April 22, 2011

Back to the basics

I think its safe to say that most people hate doing homework, but when it comes to bridal gown shopping, doing your homework is an an absolute must if you want to have a hassle-free experience. Chapter 2 of the gown shopping survival guide is all about research, research and more research, in an economy like this it makes perfect sense to conserve time and money by being a well informed buyer. Past article collections like Silhouettes simplified,  Fabricated,   Bridal Necklines 101, and Body Conscious Bride  are an excellent place to start, and here is quick summary of the basic information a bride needs to have before beginning gown shopping

• A-line - Classic and most commonly worn style.  Skirt flares out from the waist literally forming the shape of an A.

                                        Maggie Sottero A-line

• Ball gown-  Large full skirt joined to a fitted bodice, usually worn at formal weddings

                                                         Justin Alexander Ball gown

• Dropped waist- Waist line is lower than natural waist, often combined with an A-line or ball gown

Casablanca dropped waist

• Empire waist- Waist line is much higher than the natural waist, usually has a free flowing skirt, excellent for destination weddings

Mori Lee Empire Waist

• Fit and flare- Fitted sheath dress that gradually flares out in a trumpet shape. It resembles a combination of a dropped waist A-line and a modified mermaid

Galina Signature by Davids bridal fit and flare

• Mermaid- Fitted gown with a full skirt that flares out from around the knees or upper thigh. Its different from a fit and flare in that, the skirt is fuller, the fullness starts higher up and the shape is more defined. Usually there is seam where the skirt joins the bodice.
Vera Wang mermaid gown

Fabrics really make all the difference. One main mistake that a lot of brides make is decide they hate a certain fabric based on one dress they've seen in that fabric.  Most fabric have an expensive silk version and a cheaper synthetic version.  I cant count the number of brides who've told me how much they hate taffeta because they tried on a cheap taffeta prom dress that was crunchier than burnt toast, but after being introduced to luxe silk taffeta fell deeply in love with it!
• Satin-  Glossy or matte high sheen fabric. Pros: drapes well, catches the light, glides smoothly. Cons: stains easily, very shiny, heavy weight, wrinkles easily

The very popular Adorae by Sottero & Midgely in Demir stretch satin

• Tulle- Light weight net fabric. Pros: Floaty, light weight, adds bulk to full skirts. Cons: Delicate and rips easily, Has the tendency to look cheap and childish

Amsale Tulle skirt

• Lace- Intricate woven patterned fabric. Pros: Interesting textured look  Cons: Tendency to look dated, delicate

Jim Hjelm

• Chiffon- Sheer crêpe -like fabric. Pros: light weight, floaty, wrinkle resistant, excellent for outdoor destination weddings. Cons: Tendency to look casual

Romona Keveza silk chiffon

• Taffeta- Crisp firm high sheen fabric. Excellent for structured gowns. Pros: drapes well and maintains its shape, great for bows and floral applique. Cons: cheaper versions of this fabric can be too hard and crunchy.
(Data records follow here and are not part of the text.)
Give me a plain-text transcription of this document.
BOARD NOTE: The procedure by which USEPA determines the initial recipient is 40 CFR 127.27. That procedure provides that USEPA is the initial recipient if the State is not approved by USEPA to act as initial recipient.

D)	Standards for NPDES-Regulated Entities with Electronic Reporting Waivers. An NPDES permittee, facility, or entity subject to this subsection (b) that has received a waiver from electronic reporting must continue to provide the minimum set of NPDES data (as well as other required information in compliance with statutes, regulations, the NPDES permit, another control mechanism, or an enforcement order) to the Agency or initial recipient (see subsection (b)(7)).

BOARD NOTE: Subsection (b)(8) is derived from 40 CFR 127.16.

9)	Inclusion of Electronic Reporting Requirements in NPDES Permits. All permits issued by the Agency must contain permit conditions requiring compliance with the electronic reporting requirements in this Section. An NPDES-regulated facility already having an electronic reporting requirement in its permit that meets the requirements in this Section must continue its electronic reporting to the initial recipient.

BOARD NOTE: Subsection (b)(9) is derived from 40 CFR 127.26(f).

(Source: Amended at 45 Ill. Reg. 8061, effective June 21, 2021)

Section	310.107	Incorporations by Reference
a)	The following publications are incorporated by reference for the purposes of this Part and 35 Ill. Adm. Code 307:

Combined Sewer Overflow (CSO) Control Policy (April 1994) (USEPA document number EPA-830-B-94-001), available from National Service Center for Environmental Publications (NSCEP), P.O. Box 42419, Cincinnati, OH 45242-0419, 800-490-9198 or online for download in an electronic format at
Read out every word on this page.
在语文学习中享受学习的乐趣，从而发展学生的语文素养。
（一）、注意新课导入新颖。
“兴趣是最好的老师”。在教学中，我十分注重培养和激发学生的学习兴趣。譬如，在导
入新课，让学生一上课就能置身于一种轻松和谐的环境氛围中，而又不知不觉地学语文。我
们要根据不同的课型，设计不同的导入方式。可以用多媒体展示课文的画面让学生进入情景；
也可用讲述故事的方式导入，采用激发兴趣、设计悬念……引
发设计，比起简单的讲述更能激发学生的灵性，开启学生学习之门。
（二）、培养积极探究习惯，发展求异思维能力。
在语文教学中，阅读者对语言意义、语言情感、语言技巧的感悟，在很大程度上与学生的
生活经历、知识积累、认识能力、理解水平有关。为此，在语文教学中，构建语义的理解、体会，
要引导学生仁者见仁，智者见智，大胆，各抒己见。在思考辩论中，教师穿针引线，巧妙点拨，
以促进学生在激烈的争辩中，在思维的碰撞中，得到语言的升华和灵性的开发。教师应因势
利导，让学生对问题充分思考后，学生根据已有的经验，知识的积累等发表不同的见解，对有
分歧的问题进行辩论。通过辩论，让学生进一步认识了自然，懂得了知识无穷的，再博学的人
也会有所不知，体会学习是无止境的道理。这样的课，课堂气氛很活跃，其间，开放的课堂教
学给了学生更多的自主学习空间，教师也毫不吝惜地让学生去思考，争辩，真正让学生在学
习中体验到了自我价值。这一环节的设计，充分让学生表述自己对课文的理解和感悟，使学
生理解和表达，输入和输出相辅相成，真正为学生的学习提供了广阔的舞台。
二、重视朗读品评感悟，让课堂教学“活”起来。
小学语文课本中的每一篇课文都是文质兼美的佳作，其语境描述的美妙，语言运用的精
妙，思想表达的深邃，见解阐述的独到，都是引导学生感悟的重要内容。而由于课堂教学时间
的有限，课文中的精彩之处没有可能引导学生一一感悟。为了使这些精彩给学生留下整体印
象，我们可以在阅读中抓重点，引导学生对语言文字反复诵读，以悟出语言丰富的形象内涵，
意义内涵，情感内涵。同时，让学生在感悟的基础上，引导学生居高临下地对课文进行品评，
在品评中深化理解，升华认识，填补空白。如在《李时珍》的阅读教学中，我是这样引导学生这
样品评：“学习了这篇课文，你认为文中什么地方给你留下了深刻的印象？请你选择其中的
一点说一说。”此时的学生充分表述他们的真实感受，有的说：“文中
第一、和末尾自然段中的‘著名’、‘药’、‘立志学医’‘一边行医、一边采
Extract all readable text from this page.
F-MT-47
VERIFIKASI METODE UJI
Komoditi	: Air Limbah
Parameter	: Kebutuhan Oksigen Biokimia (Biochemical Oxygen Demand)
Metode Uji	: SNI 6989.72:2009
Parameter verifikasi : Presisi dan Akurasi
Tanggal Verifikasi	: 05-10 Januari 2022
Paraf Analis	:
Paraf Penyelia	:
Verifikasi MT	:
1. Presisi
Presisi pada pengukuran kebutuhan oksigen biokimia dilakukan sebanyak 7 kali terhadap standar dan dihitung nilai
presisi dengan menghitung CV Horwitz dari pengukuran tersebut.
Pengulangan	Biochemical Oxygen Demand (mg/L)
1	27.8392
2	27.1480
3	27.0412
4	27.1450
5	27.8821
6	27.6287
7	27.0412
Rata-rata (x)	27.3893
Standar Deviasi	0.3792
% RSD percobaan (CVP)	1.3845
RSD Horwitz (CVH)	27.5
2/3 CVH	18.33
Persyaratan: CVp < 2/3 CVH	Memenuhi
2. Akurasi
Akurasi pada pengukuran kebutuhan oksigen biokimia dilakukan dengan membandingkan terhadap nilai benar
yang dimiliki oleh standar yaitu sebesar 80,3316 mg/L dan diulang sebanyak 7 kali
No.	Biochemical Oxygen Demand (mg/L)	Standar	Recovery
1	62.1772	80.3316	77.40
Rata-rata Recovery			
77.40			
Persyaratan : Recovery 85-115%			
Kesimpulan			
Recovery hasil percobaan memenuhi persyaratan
                                                            Angelina Faccenda taffeta bodice

• Shantung Affectionately dubbed the love child of satin and taffeta: high sheen crisp fabric. Pros: high sheen luxe look. Cons: Heavy weight.

                                                                                            Christos Silk Shantung
• Organza- Light weight soft net, shinier and silkier than tulle. Over used as an overlay or bottom layer for gowns. Pros: light weight Cons: Tendency to look rubbery.